Back to the original question:
Is there a way for me to create a NumPy array which shares the memory with an pre-existing buffer?
Remark: there is a project on github called Eigen3ToPython, which aims at connecting eigen with python, but it does not allow for memory sharing (emphasis mine):
This library allows to: [...] Convert to/from Numpy arrays (
np.array
) in a transparent manner (however, memory is not shared between both representations)
EDIT Somebody might point out the similarly-titled question Numpy 2D- Array from Buffer?. Unfortunately, the solution given there does not seem to be a valid one for my case, because the generated 2D array does not share the memory with the original buffer.
EDIT: how is data organized in Eigen
Eigen maps 2D matrices in a 1D memory buffer by using strided access. A double precision 3x2 matrix, for instance, needs 6 double, i.e., 48 bytes. A 48-bytes buffer is allocated. The first element in this buffer represents the [0, 0]
entry in the matrix.
In order to access the element [i, j]
, the following formula is used:
double* v = matrix.data() + i*matrix.rowStride() + j*matrix.colStride()
, where matrix
is the matrix object and its member functions data()
, rowStride()
and colStride()
return, respectively, the start address of the buffer, the distance between two consecutive rows and the distance between two consecutive columns (in multiples of the floating point format size).
By default Eigen uses a column-major format, thus rowStride() == 1
, but it can also be configured to use a row-major format, with colStride() == 1
.
Another important configuration option is the alignment. The data buffer could very well include some unneeded values (i.e., values which are not part of the matrix) so to make the columns or rows start at aligned addresses. This makes the operations on the matrix vectorizable. In the example above, assuming column-major format and 16-byte alignment, the following matrix
3 7
1 -2
4 5
could be stored win the following buffer:
0 0 3 1 4 0 7 -2 5 0
The 0 values are called padding. The two 0's at the beginning could be necessary to ensure that the start of the actual data is aligned to the same boundary. (Notice that the data()
member function will return the address of the 3.) In this case the strides for rows and columns are
rowStride: 1
colStride: 4
(while in the unaligned case they would be 1 and 3 respectively.)
Numpy expects a C-contiguous buffer, i.e., a row-major structure with no padding. If no padding is inserted by Eigen, then the problem of the row-major requirement can be worked around for a column-major Eigen matrix pretty easily: one passes the buffer to a numpy array, and the resulting ndarray
is reshaped and transposed. I managed to make this work perfectly.

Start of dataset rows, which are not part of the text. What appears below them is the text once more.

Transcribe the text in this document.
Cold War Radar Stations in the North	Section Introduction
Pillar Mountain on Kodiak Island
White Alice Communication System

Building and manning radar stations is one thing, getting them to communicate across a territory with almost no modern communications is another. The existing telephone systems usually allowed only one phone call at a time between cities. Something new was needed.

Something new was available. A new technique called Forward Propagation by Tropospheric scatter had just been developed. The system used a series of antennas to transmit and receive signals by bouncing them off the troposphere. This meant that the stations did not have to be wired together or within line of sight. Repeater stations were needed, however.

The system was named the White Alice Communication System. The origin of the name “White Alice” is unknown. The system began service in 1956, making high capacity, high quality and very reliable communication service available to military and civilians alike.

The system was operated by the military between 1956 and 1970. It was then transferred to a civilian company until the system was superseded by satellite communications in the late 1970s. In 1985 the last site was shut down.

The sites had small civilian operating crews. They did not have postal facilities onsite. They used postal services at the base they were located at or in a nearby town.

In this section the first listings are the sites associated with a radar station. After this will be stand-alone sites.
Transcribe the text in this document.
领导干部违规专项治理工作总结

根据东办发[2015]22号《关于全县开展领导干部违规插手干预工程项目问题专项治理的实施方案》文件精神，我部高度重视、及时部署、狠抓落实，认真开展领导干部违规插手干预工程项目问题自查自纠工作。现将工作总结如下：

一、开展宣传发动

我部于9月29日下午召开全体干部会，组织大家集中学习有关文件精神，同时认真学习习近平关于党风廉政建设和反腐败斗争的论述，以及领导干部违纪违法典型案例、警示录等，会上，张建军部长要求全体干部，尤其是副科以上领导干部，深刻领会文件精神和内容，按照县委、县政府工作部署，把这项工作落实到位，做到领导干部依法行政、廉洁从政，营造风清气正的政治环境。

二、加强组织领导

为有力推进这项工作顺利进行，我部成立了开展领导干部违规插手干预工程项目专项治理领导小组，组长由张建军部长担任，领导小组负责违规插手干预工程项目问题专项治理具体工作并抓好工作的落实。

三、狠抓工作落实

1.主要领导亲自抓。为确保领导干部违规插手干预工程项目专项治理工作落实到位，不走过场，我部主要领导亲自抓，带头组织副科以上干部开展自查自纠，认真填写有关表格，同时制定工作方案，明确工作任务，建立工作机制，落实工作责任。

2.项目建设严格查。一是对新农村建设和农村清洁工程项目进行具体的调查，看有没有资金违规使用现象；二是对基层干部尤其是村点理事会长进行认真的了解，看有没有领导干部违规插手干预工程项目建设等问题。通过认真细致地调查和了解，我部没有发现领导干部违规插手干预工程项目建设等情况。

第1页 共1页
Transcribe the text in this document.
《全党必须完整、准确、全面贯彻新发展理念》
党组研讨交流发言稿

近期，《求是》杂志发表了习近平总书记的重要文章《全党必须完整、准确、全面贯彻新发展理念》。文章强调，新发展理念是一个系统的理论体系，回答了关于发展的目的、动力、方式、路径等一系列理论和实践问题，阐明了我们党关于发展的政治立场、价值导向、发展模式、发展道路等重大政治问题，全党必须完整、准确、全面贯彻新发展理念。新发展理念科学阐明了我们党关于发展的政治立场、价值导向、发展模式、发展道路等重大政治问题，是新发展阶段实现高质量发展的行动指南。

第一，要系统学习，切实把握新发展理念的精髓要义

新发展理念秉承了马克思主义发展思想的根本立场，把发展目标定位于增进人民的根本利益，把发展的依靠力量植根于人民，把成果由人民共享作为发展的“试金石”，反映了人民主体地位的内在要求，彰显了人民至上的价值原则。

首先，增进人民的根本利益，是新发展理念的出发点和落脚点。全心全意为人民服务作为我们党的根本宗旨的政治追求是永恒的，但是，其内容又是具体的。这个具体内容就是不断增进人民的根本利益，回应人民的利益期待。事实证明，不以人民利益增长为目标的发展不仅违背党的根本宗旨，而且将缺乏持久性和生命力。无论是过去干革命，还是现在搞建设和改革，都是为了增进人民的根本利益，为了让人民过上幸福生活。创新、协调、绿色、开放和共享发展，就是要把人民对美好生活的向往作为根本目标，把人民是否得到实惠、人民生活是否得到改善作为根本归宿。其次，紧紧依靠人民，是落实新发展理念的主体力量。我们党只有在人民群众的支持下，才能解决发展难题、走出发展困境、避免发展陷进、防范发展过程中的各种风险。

But in case Eigen does insert padding, the problem can not be solved using this technique because the ndarray
will still see the zeroes in the data and think they are part of the matrix, at the same time discarding some values at the end of the array. And this is the problem I'm asking a solution for.
Now, as a side remark, since we have the luck of having @ggael in the loop, who can probably shed some light, I have to admit that I never had Eigen inserting any padding in my matrices. And I don't seem to find any mention of padding in the Eigen documentation. However, I would expect the alignment strategy to align every column (or row), and not just the first one. Am I wrong with my expectations? If I am, then the whole problem does not apply to Eigen. But it would apply to other libraries I'm using which apply the alignment strategy I described above, so please don't consider this last paragraph when answering the question.